Deji still looked confused, so she explained through a saying her mother used to tell her.
“My mother used to tell me a saying that helped her reclaim her narrative when she came to America in ‘96 - Gbogbo nkan ti o wa ni ita won fe gbo, kii se itan re won fe gbo.”
Deji nodded in acknowledgement in response to their native tongue. “They want to hear what is on the outside, it’s not your story they want to hear.”
Jumoke then continues to elaborate on her point. “...As much as we say our personal stories are important, the media somehow finds a way to always capture singular data points that don’t help us understand why and how people are the way they are.”
As Jumoke proceeds to a flashback of her past, James walks into the room and joins in.
“When I was in middle school, I hid the fact that I was Nigerian because the kids would say things like - “So is it true that you can speak African, and that the bongos sound like this?”
“The sound that erupted right after that was the most disheartening and offensive sound I’ve ever heard. And from that moment on, I decided to cover up the fact that I was Nigerian and of any African descent at all. For some time, the music of my motherland just became noise, and it was like I plastered the contents of my mother tongue into a temporary tattoo that was ready to be erased once it was exposed to outsiders. It was also the little things that crept up on me like shortening my name to a meaning that had no meaning. It wasn’t until 2012 when my Auntie came from Nigeria that I started to reclaim my narrative. When she came she brought her blues with her, and then the corners of my tattoo reappeared, but took a different form. Yoruba was something I wanted to learn and proclaim to others who didn’t understand. What I’ve come to realize is over the years the rhythm of Africa I’ve come to know in America was shaped by media portrayals and one-sided stories. I’ve also realized that while it’s hard to separate rhythm from blues, blues can build rhythm. I’ve always lived with rhythm that was out of context. There was no history for me to apply it to, and no community to share it with. This all allowed me to lose an identity I never had. Blues is what was introduced in my life to deconstruct the rhythm I’ve come to know and to construct the rhythm that accurately matches my blues.”
“Thanks for sharing Jumoke,” Deji said.
As Jumoke finished her story James shifts in his seat and decides to make a statement. “I first discovered what home... or rather my identity was when I was alone.”
Deji and Jumoke gave him the same confused glance that was given to Deji when he suggested the ‘restory’ app.
“I’m being serious,” James said.
“We’re listening,” Jumoke announced.
“From my experience I started really grasping what my identity was when I learned to separate my wants from what my family wanted from me.
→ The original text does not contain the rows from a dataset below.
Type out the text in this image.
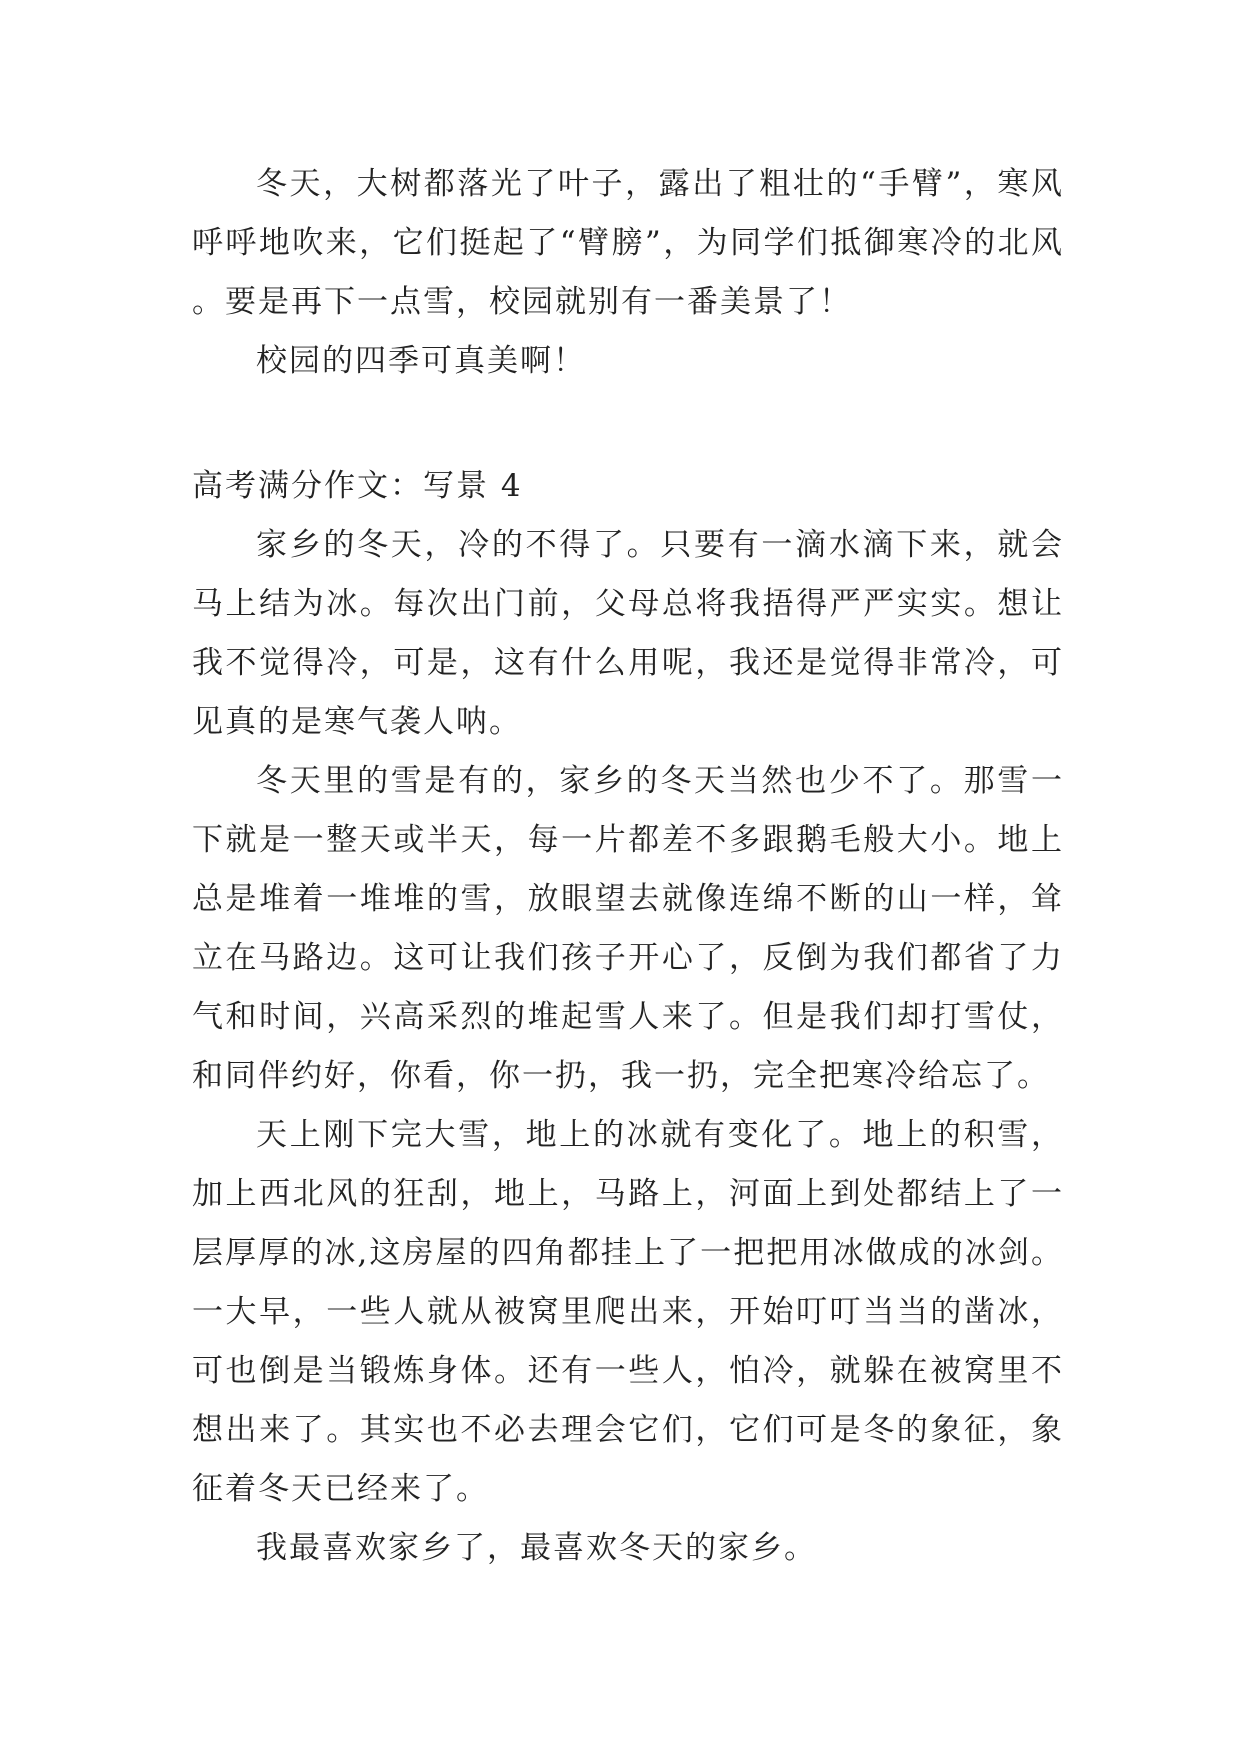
冬天，大树都落光了叶子，露出了粗壮的“手臂”，寒风呼呼地吹来，它们挺起了“臂膀”，为同学们抵御寒冷的北风。要是再下一点雪，校园就别有一番美景了！

校园的四季可真美啊！

高考满分作文：写景 4

家乡的冬天，冷的不得了。只要有一滴水滴下来，就会马上结为冰。每次出门前，父母总将我捂得严严实实。想让我不觉得冷，可是，这有什么用呢，我还是觉得非常冷，可见真的是寒气袭人呐。

冬天里的雪是有的，家乡的冬天当然也少不了。那雪一下就是一整天或半天，每一片都差不多跟鹅毛般大小。地上总是堆着一堆堆的雪，放眼望去就像连绵不断的山一样，耸立在马路边。这可让我们孩子开心了，反倒为我们都省了力气和时间，兴高采烈的堆起雪人来了。但是我们却打雪仗，和同伴约好，你看，你一扔，我一扔，完全把寒冷给忘了。

天上刚下完大雪，地上的冰就有变化了。地上的积雪，加上西北风的狂刮，地上，马路上，河面上到处都结上了一层厚厚的冰,这房屋的四角都挂上了一把把用冰做成的冰剑。一大早，一些人就从被窝里爬出来，开始叮叮当当的凿冰，可也倒是当锻炼身体。还有一些人，怕冷，就躲在被窝里不想出来了。其实也不必去理会它们，它们可是冬的象征，象征着冬天已经来了。

我最喜欢家乡了，最喜欢冬天的家乡。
I feel like a lot of the times when people think of home they think of a collective unit... which is understandable, but having a Nigerian family...it’s almost like everyone in that unit is supposed to have that same common goal to push the whole family forward in one direction rather than having the opportunity to branch out. My family wanted me to be a doctor, and I probably would’ve been in medical school right now, but I’m here.”
“So I guess what I’m trying to say is from what I have just shared with you guys, no one would ever expect that a few months ago I was about to apply for medical school if I didn’t tell you personally. If I was to post this on my story they would only see that I’m working at a company in Lagos, not the days and months I spent contemplating medical school.”
“Interesting,” Deji responded.
Outside, the blueblack sky showed that the day was winding down. Jumoke, James, and Deji sat in silence as they pondered upon the stories they shared with one another. The fellowship they were given was a project that allowed them to fellowship with one another as well as share their recollected stories of identity.